Got it. Maybe in our last couple minutes here, we can touch on 206 quickly. Just remind us the current status of this program, and also sometimes I even forget that Pfizer partnered this one-
That's right.
-outside the U.S. Maybe you can remind us the rationale for that.
Absolutely. So SPR206 is our next-generation polymyxin. Basically, it's designed for treatment of Gram-negative infections, where currently, for really severe infections, the standard of care is usually a carbapenem and/or a beta-lactam beta-lactamase inhibitor, and a polymyxin. The polymyxins currently, the way they work is that they actually affect the cell membrane of the bacterial cell, losing it to making it lose cohesion and essentially dying. The issue with current-generation polymyxins is that in addition to killing the bacterial cells, they also often kill kidney cells for the patients. So SPR206, to date, as it goes into its Phase II IND, expected by the end of this year, it has shown a really clean profile with no nephrotoxicity. That's the great value proposition for it. Pfizer did indeed come into the company.

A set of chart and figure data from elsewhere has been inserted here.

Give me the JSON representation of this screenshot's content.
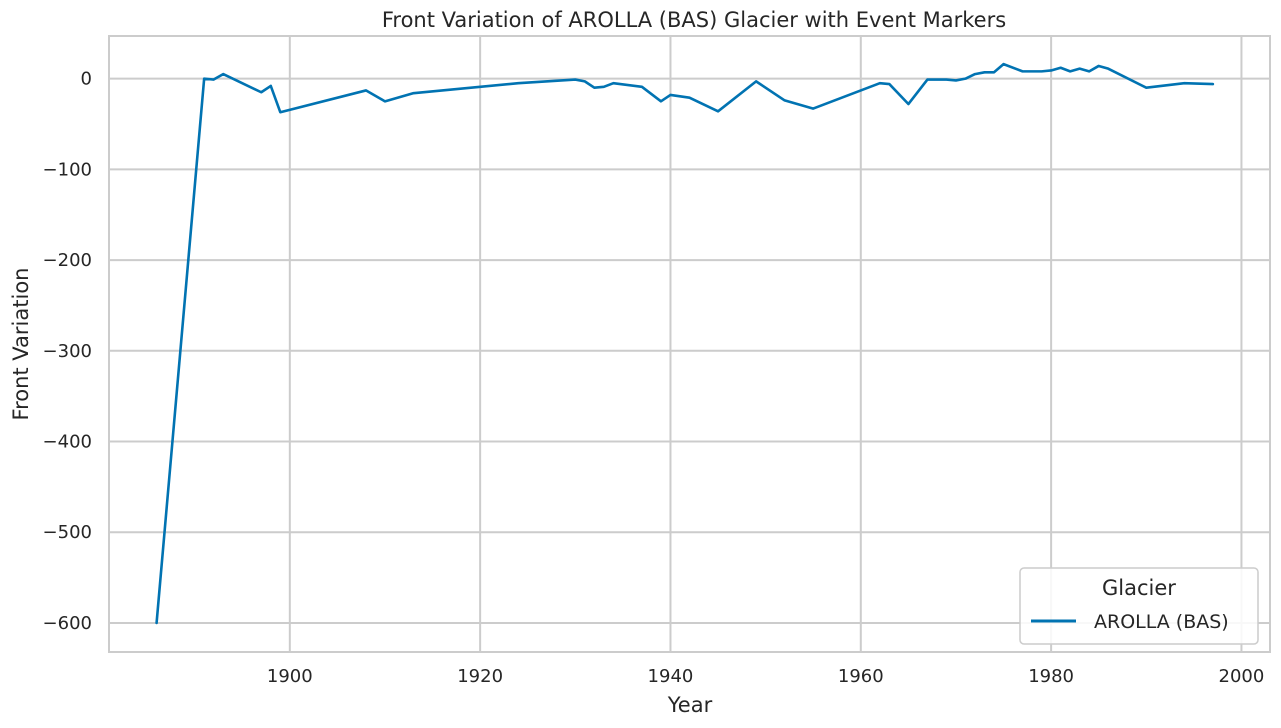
{
  "chart_data": {
    "type": "line",
    "title": "Front Variation of AROLLA (BAS) Glacier with Event Markers",
    "xlabel": "Year",
    "ylabel": "Front Variation",
    "xlim": [
      1881,
      2003
    ],
    "ylim": [
      -632,
      47
    ],
    "xticks": [
      1900,
      1920,
      1940,
      1960,
      1980,
      2000
    ],
    "yticks": [
      0,
      -100,
      -200,
      -300,
      -400,
      -500,
      -600
    ],
    "ytick_labels": [
      "0",
      "−100",
      "−200",
      "−300",
      "−400",
      "−500",
      "−600"
    ],
    "grid": true,
    "legend": {
      "title": "Glacier",
      "position": "bottom-right"
    },
    "series": [
      {
        "name": "AROLLA (BAS)",
        "color": "#0173b2",
        "x": [
          1886,
          1891,
          1892,
          1893,
          1897,
          1898,
          1899,
          1908,
          1910,
          1913,
          1924,
          1930,
          1931,
          1932,
          1933,
          1934,
          1937,
          1939,
          1940,
          1942,
          1945,
          1949,
          1952,
          1955,
          1962,
          1963,
          1965,
          1967,
          1969,
          1970,
          1971,
          1972,
          1973,
          1974,
          1975,
          1977,
          1979,
          1980,
          1981,
          1982,
          1983,
          1984,
          1985,
          1986,
          1990,
          1994,
          1997
        ],
        "y": [
          -600,
          0,
          -1,
          5,
          -15,
          -8,
          -37,
          -13,
          -25,
          -16,
          -5,
          -1,
          -3,
          -10,
          -9,
          -5,
          -9,
          -25,
          -18,
          -21,
          -36,
          -3,
          -24,
          -33,
          -5,
          -6,
          -28,
          -1,
          -1,
          -2,
          0,
          5,
          7,
          7,
          16,
          8,
          8,
          9,
          12,
          8,
          11,
          8,
          14,
          11,
          -10,
          -5,
          -6
        ]
      }
    ]
  }
}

They came in via an equity investment, and they are also one of our leading shareholders. This goes to Pfizer's mandate to continue to develop medicines in also areas of great unmet need, and bring their scientific and strategic expertise to bear. But they also get the upside, we believe, of our other assets as well by being equity shareholders in the company. For SPR206, they hold development and commercial rights to areas outside the U.S. and certain Asian territories. But again, by their ownership in the company, they do get visibility into appropriately for all of our assets.
Yeah, that sounds great. Awesome. I'm gonna cut us off there. We're just a couple of minutes over, but really appreciate the time, Sath, and thanks, everyone, for joining.
It's been a pleasure. Thanks for having us, Gevin. Bye.